With co-working spaces available across the emirates and access to both online and in-person freelance talent, business owners no longer have to worry about the hassle of hiring staff and renting office space when they’re not quite in the financial position to do so. The social benefits of cultivating women’s standings in the workforce are not to be underestimated.
Harnessing more female entrepreneurship makes sense for everyone; it would make the population richer, more productive and would reduce gender disparities. The question is what can we do to help women in the Middle East start-up industry?

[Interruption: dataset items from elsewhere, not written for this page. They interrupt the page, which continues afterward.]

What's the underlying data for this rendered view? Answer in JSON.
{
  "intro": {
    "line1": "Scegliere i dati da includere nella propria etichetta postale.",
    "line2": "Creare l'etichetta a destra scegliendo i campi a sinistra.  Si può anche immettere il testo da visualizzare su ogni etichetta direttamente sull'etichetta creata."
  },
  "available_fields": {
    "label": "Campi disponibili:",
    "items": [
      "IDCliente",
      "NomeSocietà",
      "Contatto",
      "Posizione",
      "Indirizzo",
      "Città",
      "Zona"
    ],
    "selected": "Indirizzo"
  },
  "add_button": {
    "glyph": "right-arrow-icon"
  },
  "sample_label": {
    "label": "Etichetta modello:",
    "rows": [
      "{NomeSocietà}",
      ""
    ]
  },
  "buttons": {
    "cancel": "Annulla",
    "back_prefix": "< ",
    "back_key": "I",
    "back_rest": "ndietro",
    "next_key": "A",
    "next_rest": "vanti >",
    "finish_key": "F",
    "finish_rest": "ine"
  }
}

The first step is for more women to recognise their own potential as entrepreneurs. Helping women become entrepreneurs and employees doesn’t just improve the lives of women — it transforms the whole economy to be more productive, more competitive and initiates a wealthier society. There are also plenty of options for women entrepreneurs looking to make their mark. Earlier this year, the creation of the UAE Gender Balance Council was announced, which will boost efforts to evolve and enhance the role of women as key partners in building the future of the nation. In addition, there are other organisations that have been very supportive in encouraging a modern entrepreneurial spirit, such as Entrepreneurs’ Organisation, The Female Network and Dubai Women’s Business Council.
Women’s entrepreneurship is an unexploited source of economic growth in almost all parts of the world. In the past several months, I’ve met several dynamic women entrepreneurs in the UAE, each of whom have inspired me on several levels. One thing we’ve all agreed on is that none of us woke up one day and instantly escaped our cubicle confinement into the free world of entrepreneurship … we worked hard.
For most, the dream to be your own boss grows over time, years even, before it finally comes to fruition. Once you pass the initial fear and obstacles, the learning curve often pushes most to the brink of failure.
Instead of giving up, let your desire to build, create and learn to quash fear. Develop a deep sense of passion for motivating and educating yourself to reach greater heights in business.
The writer is a member of Entrepreneurs’ Organisation and founder of Boom & Mellow.